Correction to the quantum phase operator for photons

Abstract: The vector potential operator, $\hat{\boldsymbol A}$, is transformed and rewritten in terms of cosine and sine functions in order to get a clear picture of how the photon states relate to the $\boldsymbol A$ field. The phase operator, defined by $\hat E = \exp(-i \hat \phi)$, is derived from this picture.
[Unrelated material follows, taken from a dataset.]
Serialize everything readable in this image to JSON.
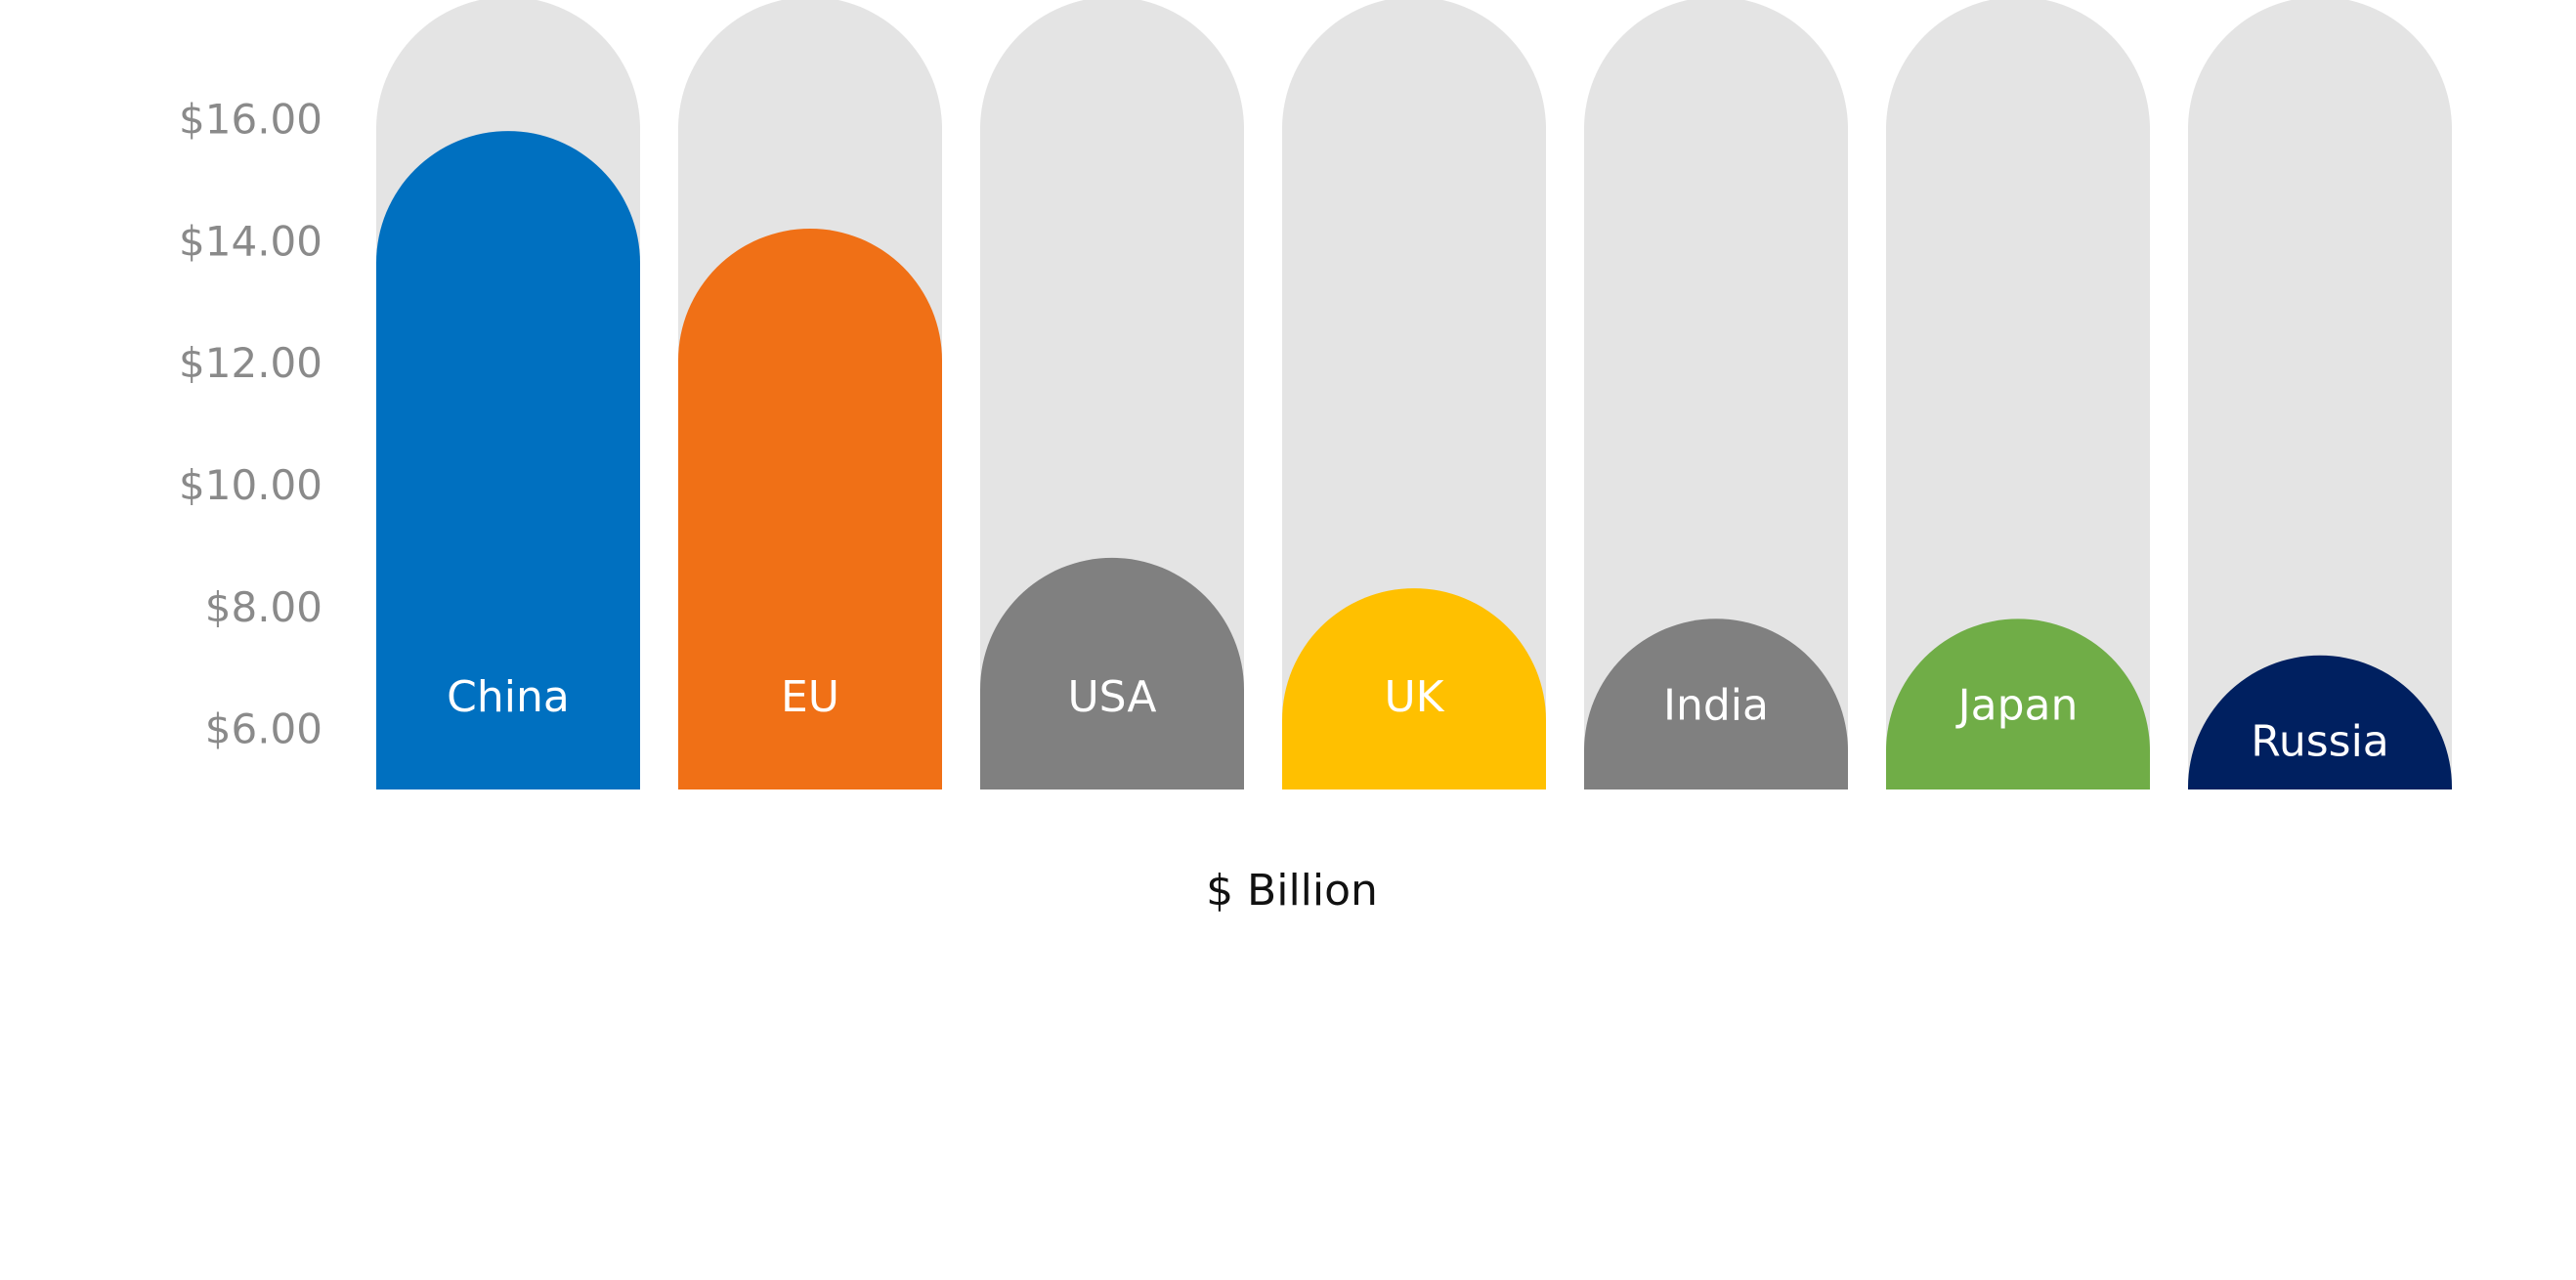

The result has a close resemblance with the known Susskind-Glogower (SG) operator, which is given by $\hat E_{SG}=(\hat a_{\boldsymbol k} \hat a_{\boldsymbol k}^\dagger)^{-1/2} \hat a_{\boldsymbol k}$. It will be shown that $\hat a_{\boldsymbol k}$ should be replaced by $(\hat a_{\boldsymbol k} + \hat a_{-\boldsymbol k}^\dagger)$ instead to yield $\hat E = ((\hat a_{\boldsymbol k} + \hat a_{-\boldsymbol k}^\dagger ) (\hat a_{\boldsymbol k}^\dagger + \hat a_{-\boldsymbol k}))^{-1/2} (\hat a_{\boldsymbol k} + \hat a_{-\boldsymbol k}^\dagger)$, which makes the operator unitary. $\hat E$ will also be analyzed when restricted to the space of only forward moving photons with wave vector $\boldsymbol k$. The resulting phase operator, $\hat E_+$, will turn out to resemble the SG operator as well, but with a small correction: Whereas $E_{SG}$ can be equivalently written as $\hat E_{SG} = \sum_{n=0}^{\infty} |n\rangle \langle n+1 |$, the operator, $\hat E_+$, is instead given by $\hat E_+ = \sum_{n=0}^{\infty} a_n |n \rangle \langle n+1|$, where $a_n = (n+1/2)!/(n! \sqrt{n+1})$. The sequence, $(a_n)_{n \in \lbrace 0, 1, 2, \ldots \rbrace}$, converges to $1$ from below for $n$ going to infinity.